Perhaps the simplest sounding but most difficult to execute best practice of the TCTOCC-REFC coalition has been a slow and deliberate forging of deep interpersonal connection. In a series of recorded interviews, arts leaders and funders involved in this process reflected heart-felt respect between arts leaders and funders. In the conversation between Dipankar Mukherjee (artistic director of Pangea World Theater), Arleta Little (formerly arts program officer at McKnight Foundation but now executive director of Loft Literary Center), and Justin Laing (principle consultant at Hillombo Group), Little shares an English translation of a poem by Rabindranath Tagore. In another conversation, Rhiana Yazzie (artistic director of New Native Theatre) and Vickie Benson (former arts program director, McKnight Foundation, now a certified professional coach) joke about how, rather than exchanging applications and check stubs, TCTOCC-REFC exchange tracks at Karaoke. And when Eleanor Savage (formerly program officer at Jerome Foundation and now president and chief executive officer) and Sarah Bellamy (president of Penumbra Center for Racial Healing) sit inside the theatre at Penumbra, they dab their eyes recalling shared hardship and joy.
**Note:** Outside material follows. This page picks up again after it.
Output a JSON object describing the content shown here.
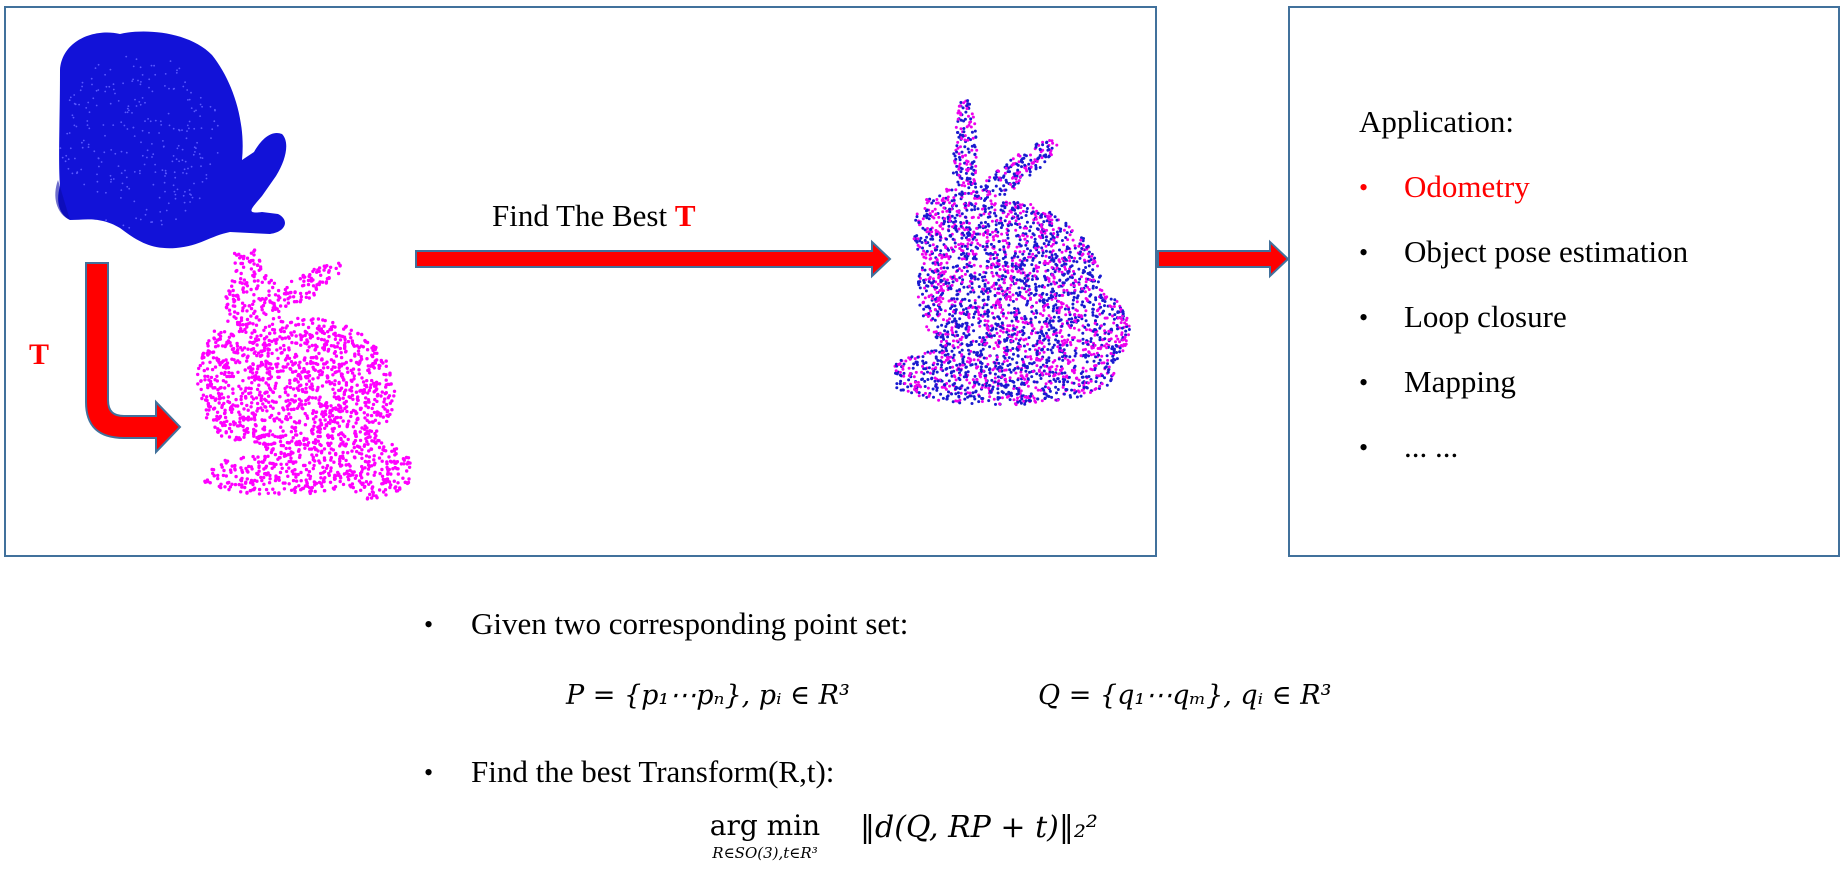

Undoing White Supremacy Culture in Funding
White supremacy culture in the context of late capitalism creates a normalized sense of transactional and so-called “efficient” systems. Philanthropy and arts organizations have long worked under models where all problems can be fixed by throwing money at them. Many initiatives carry an imposed haste that does not allow for reflection because time is money. This has meant that the actual structure that reinforces social problems like racism and colonialism remains in place while the people who need resources most burn out competing for funding. The TCTOCC-REFC partnership upended this model.